SCATHA measurements of electron decay times at 5 < L ≤ 8

The electron decay timescale ( τ ) is well known to be associated with radiation belt loss processes. Knowledge of τ is important for understanding pitch angle and radial diffusion mechanisms. Previous studies reported decay timescales from the inner belt to geosynchronous orbits; however, relatively few statistical studies have been focused on the region beyond the traditional outer belt. In this paper, a systematic calculation of electron decay times at 5 < L ≤ 8 is performed using 11 years (1979–1989) of electron data from the Spacecraft Charging AT High Altitudes (SCATHA) satellite.
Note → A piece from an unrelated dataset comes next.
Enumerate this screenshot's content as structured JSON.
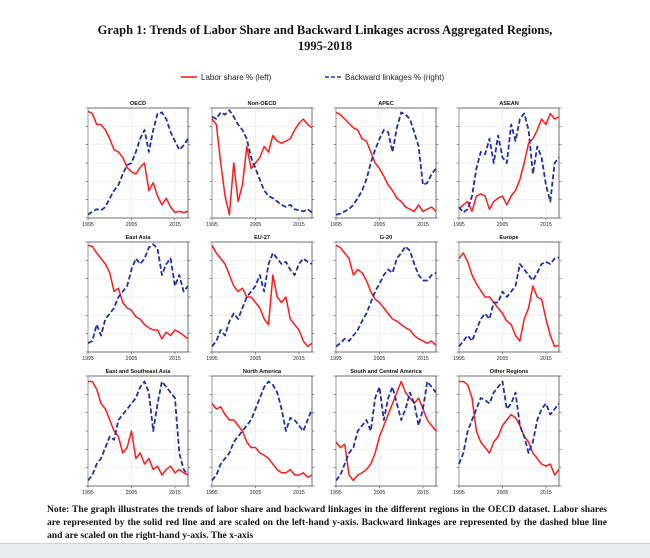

The decay timescale is determined using daily median fluxes, providing resolution of τ > 1 day. τ is examined as a function of energy, pitch angle, L shell, Kp , and AE during magnetically disturbed periods when Dst ≤ −50 nT. Results show that τ increases with increasing electron energy at L < 6.6 for electron energies from 50 to 300 keV, but is independent of energy at L > 6.6. This suggests radial transport as the dominant effect at L > 6.6. Additionally, τ decreases with increasing L ‐shell. This dependence has the strongest correlation and is seen in all energies and pitch angles. However, τ has no systematic dependence with pitch angle suggesting that pitch angle diffusion also plays a key role in the electron loss process. Based on our results, τ can be expressed as a function of energy and L , and coefficients are provided for a two‐variable fit. Surprisingly, τ is slightly longer for higher activity cases at L < 6.6, which is inconsistent with the current radial or pitch angle diffusion models. Global effective decay times on the timescale of days place an upper bound on the true loss timescale.